A million-dollar home may be out of reach for many Americans, but a new report from the real estate website Trulia says that in many major cities, seven-figure values are becoming common.
The share of homes with values topping $1 million rose from 1.6 percent to 3 percent nationwide between 2012 and 2016. But many major metro areas are seeing far more dramatic increases. Some 57 percent of San Francisco homes are now worth a million or more, up from 20 percent in 2012. Areas outside Silicon Valley are also seeing big jumps.
Some of this simply reflects overall rising housing prices, pushing more homes into seven-figure territory. But that’s not the whole story.
“Most construction today is actually in the middle to upper end,” said Trulia chief economist Ralph McLaughlin.
Urban land prices are high, which means that in the absence of government incentives to do otherwise, developers need to build expensive homes to make money. Not as many starter homes are being built. There are extremely limited choices for first-time buyers and middle-class families hoping to live in desirable cities.

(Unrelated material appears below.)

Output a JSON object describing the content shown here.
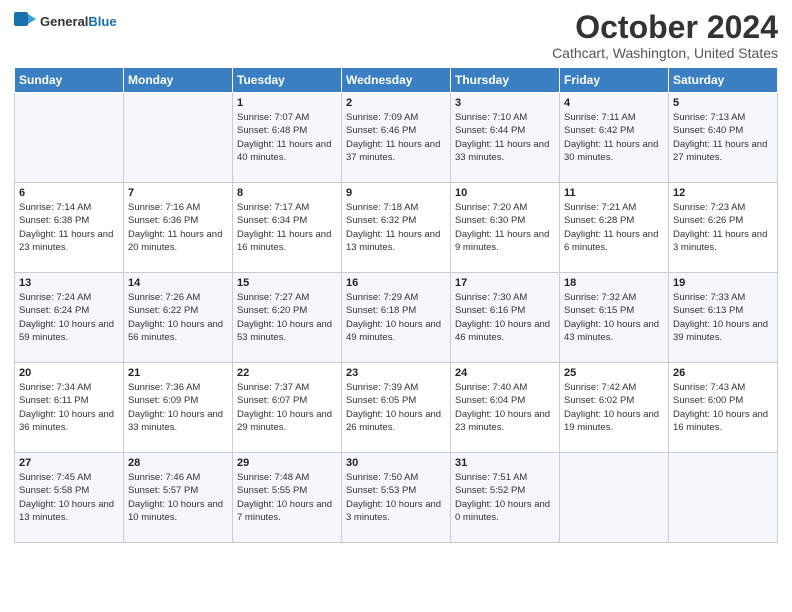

“We’re talking about home price increases, but you can look at rent increases, which are just as astronomical,” said Carol Galante, a former Federal Housing Administration commissioner who is now a professor in affordable housing at University of California, Berkeley.
High rents mean renters can’t save up to buy. And rising prices make it hard for existing owners to trade up. It’s a situation that leaves a lot of people stuck. Unsticking them will take wage growth or more housing. Probably both, and perhaps much more.